We wrapped up our position rankings by team a bit earlier, but we'll move on in ranking the 10 best players at each position.
Here's the top 10's you've missed so far:
Running back is one of the weakest position groups in the Big 12 heading into 2011, a change from last year's extremely strong class. Just one of the league's top 11 rushers returns, and part of the success from last season was because of so much experience at the position. There are a few guys on this list with upside, but only a few are truly established. Some guys might make good on their upside, but for now, running back joins cornerback and defensive line as the league's weakest positions.
Also, if you haven't played a snap in the Big 12, you're not included on this list. (Also, if your last name is Brown.)
1. Cyrus Gray, Texas A&M -- Gray took over late last season and returns as the only Big 12 player to rush for more than 750 yards last season. He finished with 1,133 yards and 12 scores, but 938 of those yards and 10 of those touchdowns came in the season's final seven games, most of which came after the No. 2 guy on this list got hurt.
2. Christine Michael, Texas A&M -- Before Gray took off, Michael was far outperforming his teammate and looked headed for a 1,000-yard season after rushing for 844 yards and 10 scores in 2009. He was at 631 yards through eight games before breaking his leg, and no player in the Big 12 could top his 2009 effort. Despite playing just over half the season, he still ranked 14th in the Big 12 in rushing. Considering 10 of the top 11 rushers in the league are gone, it's easy to see why the powerful, 5-foot-11, 215-pounder is No. 2 on the list.
3. Roy Finch, Oklahoma -- Finch showed lots of flash last season in spot duty behind DeMarco Murray before aggravating a foot injury that kept him out of the first half of the season. He'll have to stay healthy to make good on his potential, and despite being on the All-Big 12 preseason team, he's not on his own team's depth chart just yet. He'll have to jump over Brennan Clay and Jonathan Miller to get his touches in a crowded backfield that will likely carry the load by committee this season.

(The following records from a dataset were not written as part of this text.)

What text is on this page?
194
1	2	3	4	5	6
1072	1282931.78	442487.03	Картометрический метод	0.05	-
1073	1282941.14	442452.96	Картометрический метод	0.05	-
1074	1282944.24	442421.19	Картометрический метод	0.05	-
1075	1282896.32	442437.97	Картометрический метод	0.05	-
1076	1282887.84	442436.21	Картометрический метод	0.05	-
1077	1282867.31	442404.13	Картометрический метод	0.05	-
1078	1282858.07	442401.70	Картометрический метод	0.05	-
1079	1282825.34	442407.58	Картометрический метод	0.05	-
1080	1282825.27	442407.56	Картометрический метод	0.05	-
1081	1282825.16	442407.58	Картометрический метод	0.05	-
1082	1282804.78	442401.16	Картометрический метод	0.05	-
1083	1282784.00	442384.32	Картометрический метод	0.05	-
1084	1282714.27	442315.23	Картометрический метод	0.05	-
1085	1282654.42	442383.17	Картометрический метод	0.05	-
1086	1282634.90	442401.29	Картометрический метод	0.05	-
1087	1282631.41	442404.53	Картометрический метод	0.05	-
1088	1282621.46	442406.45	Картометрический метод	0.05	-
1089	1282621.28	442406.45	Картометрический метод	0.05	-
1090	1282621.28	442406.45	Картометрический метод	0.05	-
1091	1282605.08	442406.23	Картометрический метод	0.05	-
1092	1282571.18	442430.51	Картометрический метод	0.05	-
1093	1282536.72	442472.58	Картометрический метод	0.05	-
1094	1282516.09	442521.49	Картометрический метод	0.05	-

4. Joseph Randle, Oklahoma State -- Randle was extremely valuable last season out of the backfield, catching 37 passes for 427 yards and a key touchdown against Texas A&M. That was more receptions than any running back outside of DeMarco Murray, but this year, he'll join Jeremy Smith in trying to replace Kendall Hunter, who ran for more than 1,500 yards last season.

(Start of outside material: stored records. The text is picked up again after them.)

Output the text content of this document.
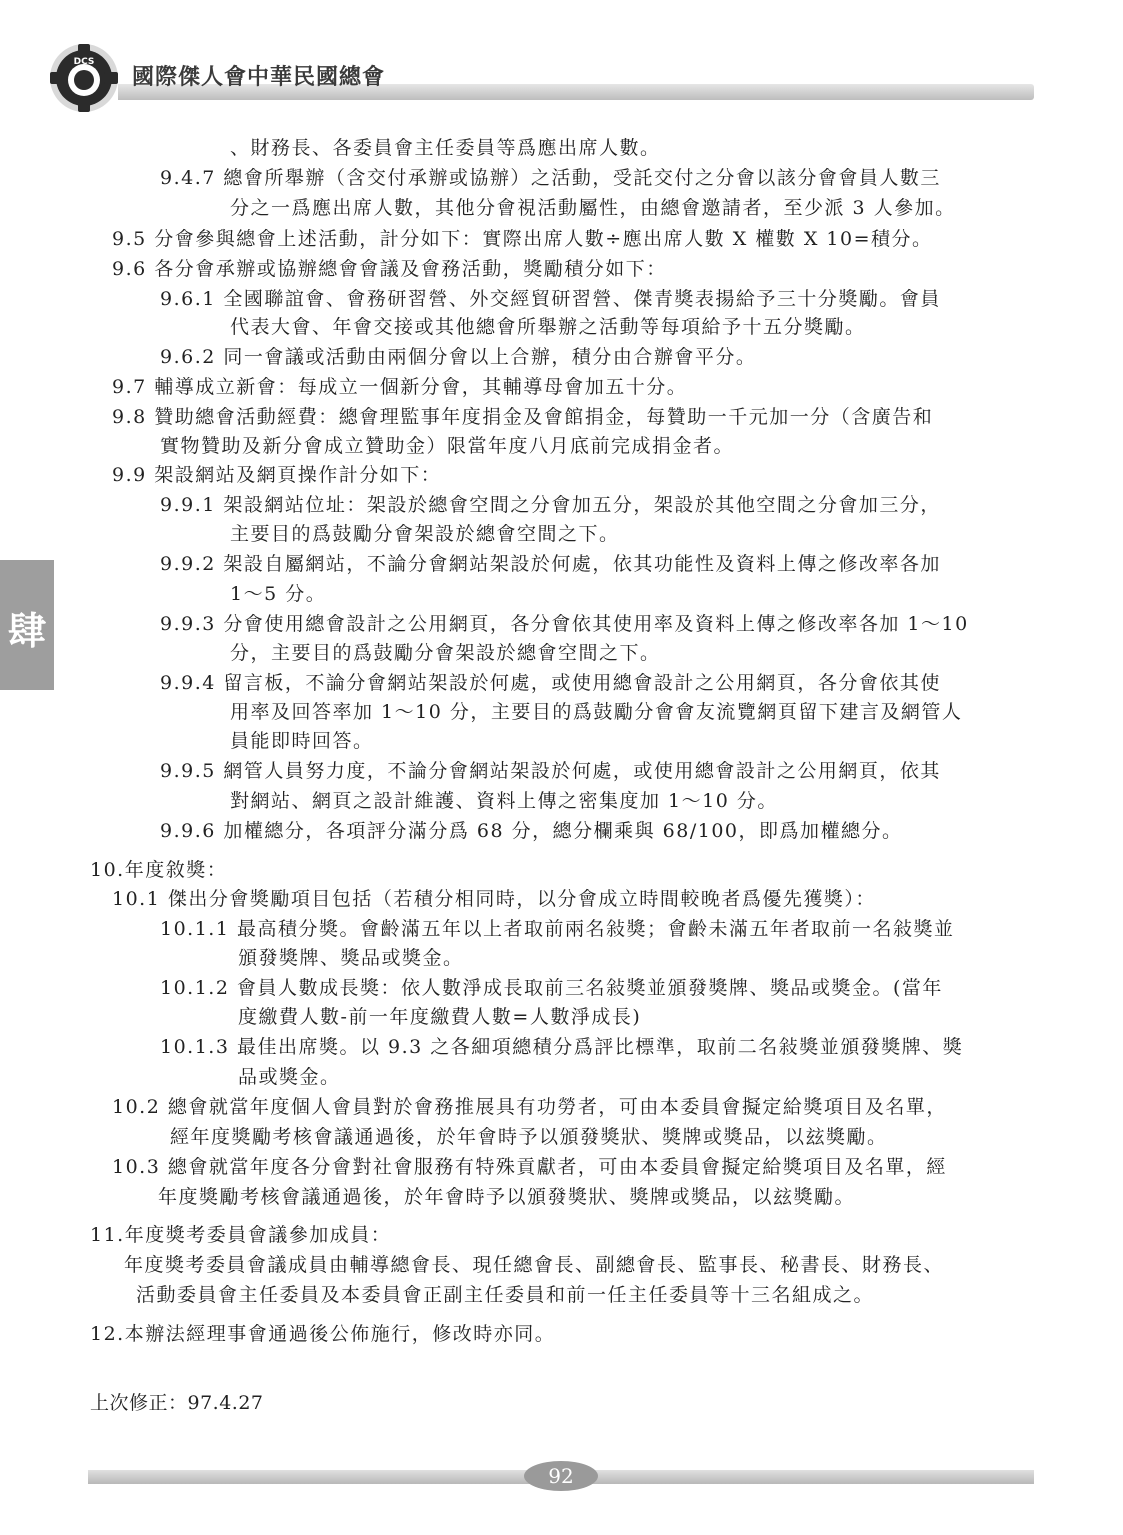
DCS
國際傑人會中華民國總會
肆
、財務長、各委員會主任委員等爲應出席人數。
9.4.7 總會所舉辦（含交付承辦或協辦）之活動，受託交付之分會以該分會會員人數三
分之一爲應出席人數，其他分會視活動屬性，由總會邀請者，至少派 3 人參加。
9.5 分會參與總會上述活動，計分如下：實際出席人數÷應出席人數 X 權數 X 10=積分。
9.6 各分會承辦或協辦總會會議及會務活動，獎勵積分如下：
9.6.1 全國聯誼會、會務研習營、外交經貿研習營、傑青獎表揚給予三十分獎勵。會員
代表大會、年會交接或其他總會所舉辦之活動等每項給予十五分獎勵。
9.6.2 同一會議或活動由兩個分會以上合辦，積分由合辦會平分。
9.7 輔導成立新會：每成立一個新分會，其輔導母會加五十分。
9.8 贊助總會活動經費：總會理監事年度捐金及會館捐金，每贊助一千元加一分（含廣告和
實物贊助及新分會成立贊助金）限當年度八月底前完成捐金者。
9.9 架設網站及網頁操作計分如下：
9.9.1 架設網站位址：架設於總會空間之分會加五分，架設於其他空間之分會加三分，
主要目的爲鼓勵分會架設於總會空間之下。
9.9.2 架設自屬網站，不論分會網站架設於何處，依其功能性及資料上傳之修改率各加
1～5 分。
9.9.3 分會使用總會設計之公用網頁，各分會依其使用率及資料上傳之修改率各加 1～10
分，主要目的爲鼓勵分會架設於總會空間之下。
9.9.4 留言板，不論分會網站架設於何處，或使用總會設計之公用網頁，各分會依其使
用率及回答率加 1～10 分，主要目的爲鼓勵分會會友流覽網頁留下建言及網管人
員能即時回答。
9.9.5 網管人員努力度，不論分會網站架設於何處，或使用總會設計之公用網頁，依其
對網站、網頁之設計維護、資料上傳之密集度加 1～10 分。
9.9.6 加權總分，各項評分滿分爲 68 分，總分欄乘與 68/100，即爲加權總分。
10.年度敘獎：
10.1 傑出分會獎勵項目包括（若積分相同時，以分會成立時間較晚者爲優先獲獎）：
10.1.1 最高積分獎。會齡滿五年以上者取前兩名敍獎；會齡未滿五年者取前一名敍獎並
頒發獎牌、獎品或獎金。
10.1.2 會員人數成長獎：依人數淨成長取前三名敍獎並頒發獎牌、獎品或獎金。(當年
度繳費人數-前一年度繳費人數=人數淨成長)
10.1.3 最佳出席獎。以 9.3 之各細項總積分爲評比標準，取前二名敍獎並頒發獎牌、獎
品或獎金。
10.2 總會就當年度個人會員對於會務推展具有功勞者，可由本委員會擬定給獎項目及名單，
經年度獎勵考核會議通過後，於年會時予以頒發獎狀、獎牌或獎品，以玆獎勵。
10.3 總會就當年度各分會對社會服務有特殊貢獻者，可由本委員會擬定給獎項目及名單，經
年度獎勵考核會議通過後，於年會時予以頒發獎狀、獎牌或獎品，以玆獎勵。
11.年度獎考委員會議參加成員：
年度獎考委員會議成員由輔導總會長、現任總會長、副總會長、監事長、秘書長、財務長、
活動委員會主任委員及本委員會正副主任委員和前一任主任委員等十三名組成之。
12.本辦法經理事會通過後公佈施行，修改時亦同。
上次修正：97.4.27
92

5. Eric Stephens, Texas Tech -- Stephens has been underrated and underexposed behind starter Baron Batch, but his time looks like it has finally come. The Red Raiders have a deep backfield, but Stephens is its top talent, averaging 5.26 yards on his 127 carries last season, leading the team with six touchdowns.

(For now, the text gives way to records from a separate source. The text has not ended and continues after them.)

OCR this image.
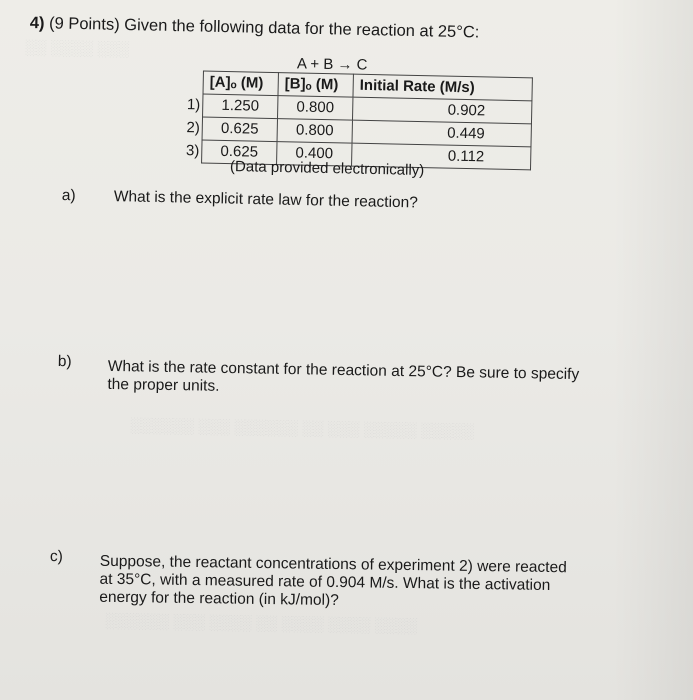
░░ ░░░░ ░░░
░░░░░░ ░░░ ░░░░░░ ░░ ░░░ ░░░░░ ░░░░░
░░░░░░ ░░░ ░░░░ ░░ ░░░░ ░░░░ ░░░░
4) (9 Points) Given the following data for the reaction at 25°C:
A + B → C
	[A]ₒ (M)	[B]ₒ (M)	Initial Rate (M/s)
1)	1.250	0.800	0.902
2)	0.625	0.800	0.449
3)	0.625	0.400	0.112
(Data provided electronically)
a) What is the explicit rate law for the reaction?
b) What is the rate constant for the reaction at 25°C? Be sure to specify
the proper units.
c) Suppose, the reactant concentrations of experiment 2) were reacted
at 35°C, with a measured rate of 0.904 M/s. What is the activation
energy for the reaction (in kJ/mol)?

6. James Sims, Kansas -- Sims was one of the bright spots in a dark year for Kansas football last season, taking over the starting role after a season-opening loss to North Dakota State and rushing for 101 yards in an upset win against Georgia Tech. Sims also scored four of his nine touchdowns in a comeback win against Colorado. I'd expect Sims' touches to take a slight hit with Darrian Miller on campus now, but he was extremely productive considering the Jayhawks' lack of a passing game, which ranked 105th nationally last season.
7. Shontrelle Johnson, Iowa State -- Johnson's lateral movement reminds me a bit of Finch, but he's got a lot of speed and if Iowa State's offensive line gets him a crack, he can be a home-run hitter. He was stuck behind Alexander Robinson last season, but Johnson averaged 6.2 yards on the limited carries he got, turning them into a pair of touchdowns. That's the highest average of any returning Big 12 back.
8. De'Vion Moore, Missouri -- Missouri doesn't have a big time back, but it doesn't need one. Moore led a group of four backs that combined to rush for more than 1,500 yards and 19 touchdowns last seaosn. Look out for shifty Henry Josey to slide in and unseat Moore to lead the team in rushing, but Moore will get lots of touches in the red zone this season, and he's great at finding a crease. No Tigers running back got more than 100 carries last season, and that might still be the case, but Missouri truly proved that a running back platoon can be extremely successful, even if it lacks a game-changer at the top of the depth chart.
9. Terrance Ganaway, Baylor -- Ganaway is the bowling ball third of a good trio at Baylor. Jarred Salubi is the shiftier third and Glasco Martin is the young guy with lots of hype. All three should form a solid group. Art Briles said this week at media days that he'd love for one of them to separate themselves, but also understands it might not happen with this group.
10. Fozzy Whittaker, Texas -- Whittaker has struggled to stay healthy throughout his career, but rushed for 351 yards last season and enters the season as the starter ahead of Cody Johnson. He'll have to hold off promising freshman Malcolm Brown as well as Johnson, but for now, the Longhorns' running backs have a lot to prove in a new offense built to help them succeed.